Actualité : L'usage des sextoys est de plus en plus répandu dans la population française

Ce fut pendant longtemps un phénomène tabou, mais qui a depuis bien évolué. L’usage des sextoys dans la population française a connu un véritable boom ces dernières années, comme le montre un sondage Ifop pour Dorcelstore.com.

Réalisée auprès d’un échantillon national représentatif de 2 000 Français (soit deux fois plus que pour une étude habituelle), cette enquête confirme l’explosion des ventes de sextoys observées depuis une demi-douzaine d’années tout en brisant certaines idées reçues sur le sujet: le recours à ces jouets érotiques se faisant par exemple moins en solo qu’en duo.

Ainsi, l’usage des sextoys a fait l’objet d’une diffusion spectaculaire en l’espace de dix ans.
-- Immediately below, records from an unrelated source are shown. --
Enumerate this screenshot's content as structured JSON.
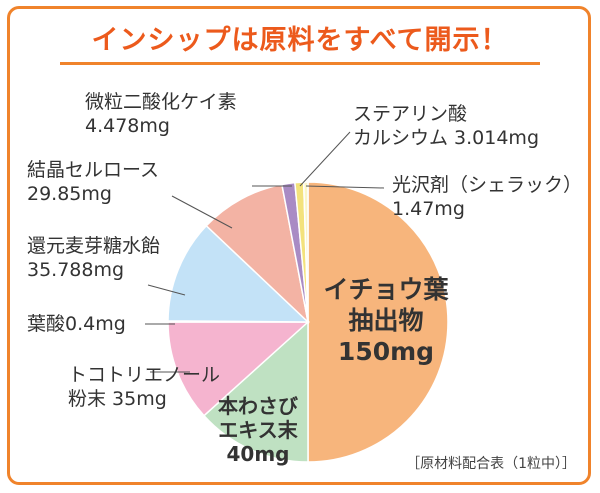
{
  "title": "インシップは原料をすべて開示！",
  "footnote": "［原材料配合表（1粒中）］",
  "chart_data": {
    "type": "pie",
    "unit": "mg",
    "slices": [
      {
        "id": "ginkgo",
        "label_lines": [
          "イチョウ葉",
          "抽出物"
        ],
        "value_text": "150mg",
        "value": 150,
        "color": "#f7b57c"
      },
      {
        "id": "wasabi",
        "label_lines": [
          "本わさび",
          "エキス末"
        ],
        "value_text": "40mg",
        "value": 40,
        "color": "#bfe1c2"
      },
      {
        "id": "tocotrienol",
        "label_lines": [
          "トコトリエノール",
          "粉末"
        ],
        "value_text": "35mg",
        "value": 35,
        "color": "#f5b4cf"
      },
      {
        "id": "folic",
        "label_lines": [
          "葉酸"
        ],
        "value_text": "0.4mg",
        "value": 0.4,
        "color": "#8cc63f"
      },
      {
        "id": "maltose",
        "label_lines": [
          "還元麦芽糖水飴"
        ],
        "value_text": "35.788mg",
        "value": 35.788,
        "color": "#c3e2f7"
      },
      {
        "id": "cellulose",
        "label_lines": [
          "結晶セルロース"
        ],
        "value_text": "29.85mg",
        "value": 29.85,
        "color": "#f3b3a4"
      },
      {
        "id": "silica",
        "label_lines": [
          "微粒二酸化ケイ素"
        ],
        "value_text": "4.478mg",
        "value": 4.478,
        "color": "#a98bc4"
      },
      {
        "id": "stearate",
        "label_lines": [
          "ステアリン酸",
          "カルシウム"
        ],
        "value_text": "3.014mg",
        "value": 3.014,
        "color": "#f3e27c"
      },
      {
        "id": "shellac",
        "label_lines": [
          "光沢剤（シェラック）"
        ],
        "value_text": "1.47mg",
        "value": 1.47,
        "color": "#fbf6c8"
      }
    ]
  }
}
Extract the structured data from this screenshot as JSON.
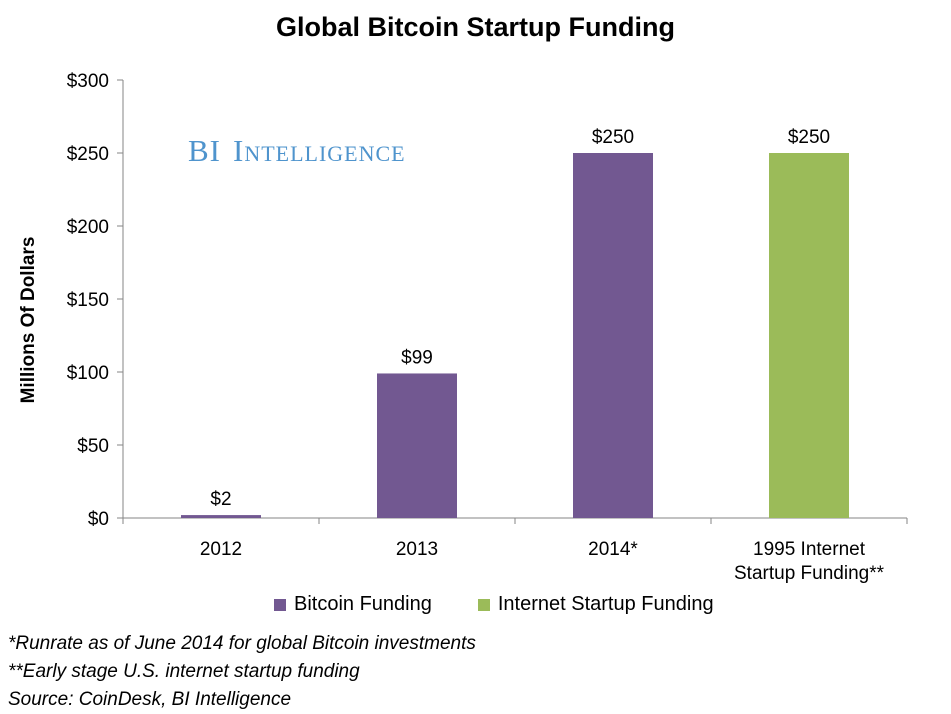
{
  "chart_data": {
    "type": "bar",
    "title": "Global Bitcoin Startup Funding",
    "ylabel": "Millions Of Dollars",
    "xlabel": "",
    "ylim": [
      0,
      300
    ],
    "ytick_values": [
      0,
      50,
      100,
      150,
      200,
      250,
      300
    ],
    "ytick_labels": [
      "$0",
      "$50",
      "$100",
      "$150",
      "$200",
      "$250",
      "$300"
    ],
    "categories": [
      [
        "2012"
      ],
      [
        "2013"
      ],
      [
        "2014*"
      ],
      [
        "1995 Internet",
        "Startup Funding**"
      ]
    ],
    "values": [
      2,
      99,
      250,
      250
    ],
    "data_labels": [
      "$2",
      "$99",
      "$250",
      "$250"
    ],
    "bar_series": [
      "Bitcoin Funding",
      "Bitcoin Funding",
      "Bitcoin Funding",
      "Internet Startup Funding"
    ],
    "legend": [
      {
        "name": "Bitcoin Funding",
        "color": "#725891"
      },
      {
        "name": "Internet Startup Funding",
        "color": "#9bbb59"
      }
    ],
    "legend_position": "bottom",
    "grid": false
  },
  "watermark": {
    "text_first": "BI",
    "text_rest": "Intelligence",
    "color": "#4f94cd"
  },
  "notes": [
    "*Runrate as of June 2014 for global Bitcoin investments",
    "**Early stage U.S. internet startup funding",
    "Source: CoinDesk, BI Intelligence"
  ]
}
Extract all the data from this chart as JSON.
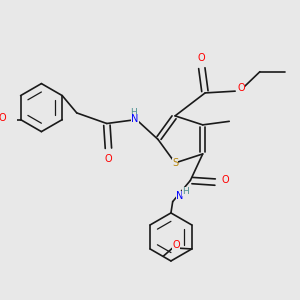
{
  "bg_color": "#e8e8e8",
  "bond_color": "#1a1a1a",
  "atom_colors": {
    "O": "#ff0000",
    "N": "#0000ff",
    "S": "#b8860b",
    "H": "#4a9090",
    "C": "#1a1a1a"
  },
  "fig_size": [
    3.0,
    3.0
  ],
  "dpi": 100
}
Près d’une Française sur deux admet en avoir déjà utilisé au moins une fois au cours de sa vie, contre un peu plus d’une sur trois il y a cinq ans, 14% en 2009 et à peine 9% il y a dix ans.

En ce qui concerne leur utilisation actuelle, un Français sur quatre en a utilisé au moins une fois au cours de l’année 2016. Au quotidien, leur usage reste toutefois occasionnel: à peine 13% des femmes et 11% des hommes en ont utilisé au cours du mois précédent (dont 4% des femmes et 5% des hommes à un rythme hebdomadaire).

Internet participe à leur banalisation

« Cette évolution spectaculaire de l’usage des sextoys découle d’un profond renouvellement de l’offre en termes de produits et de circuits de distribution mais aussi d’un changement radical des représentations associées à ce type d’objet, affirme François Kraus directeur du pôle Politique/Actualité à l’Ifop. Pour comprendre leur banalisation, il est important de rappeler que leur commercialisation a radicalement changé à partir du milieu des années 2000 à la fois avec l’essor de sites de vente en ligne. »

Celui-ci ajoute: « ils sont nettement plus engageants pour les femmes que les sex-shops des quartiers chauds ». L’enquête confirme en effet que l’accès aux sextoys semble facilité par la dématérialisation des achats: près des deux tiers des Français (61%) les achetant sur le web, et, pour l’essentiel (48%), sur les sites de vente en ligne spécialisés.

Les magasins spécialistes de type « sex-shops » ou « loveshops » constituent l’autre principal circuit de distribution (27%). Enfin, les ventes à domicile s’avèrent être un mode de distribution non négligeable, 14% des sondées ayant acheté leur sextoy de la sorte.

Un accessoire pour pimenter les ébats

Contrairement à certaines idées reçues, le recours aux sextoys se fait moins en solo qu’en duo. En effet, l’étude révèle que la part de la population en ayant déjà utilisé à deux (45%) est plus élevée que celle en ayant utilisé seule (29%). Et si chez les femmes, l’expérience en solitaire (40%) est presque aussi fréquente que l’expérience en couple (45%), rares sont les Françaises à n’en avoir utilisé qu’en solo: 6% seulement.

Les sextoys sont d’ailleurs considérés comme des accessoires susceptibles de mettre un peu de piment dans leur vie conjugale puisque les trois quarts des Françaises en couple se disent prêtes à en utiliser à cet effet. Parmi l’offre possible, les Françaises semblent avoir un net penchant pour les vibromasseurs, les stimulateurs ou les canards vibrants (41% en ont déjà utilisé).

Une utilisation ludique plus qu’autre chose

Selon François Kraus, « une nouvelle génération de sextoys s’est imposée dans un registre ludique plus à même de répondre aux attentes de certains publics comme les jeunes ou les femmes. Ce renouvellement de l’offre est allé de pair avec un changement profond des représentations associées aux vibromasseurs, amorcé par la presse féminine, les blogs ou des séries comme ‘Sex and the City’ dont un épisode contribua notamment à populariser leur usage ».

Qu’ils soient utilisés en solo ou en couple, les sextoys contribuent au bien-être sexuel des deux tiers des utilisatrices (65%). Mais leur recours sert plutôt à renforcer le côté ludique et érotique des rapports sexuels, qu’à la production d’orgasme: la moitié des femmes en ayant utilisé avec un partenaire n’en ont pas eu plus facilement avec ce genre de jouets que lorsqu’elles n’en utilisent pas.

« La massification de l’usage des sextoys semble reposer sur une dynamique plus large consistant à la fois à valoriser les pratiques sexuelles récréatives et à légitimer la recherche de l’orgasme féminin. », estime François Kraus.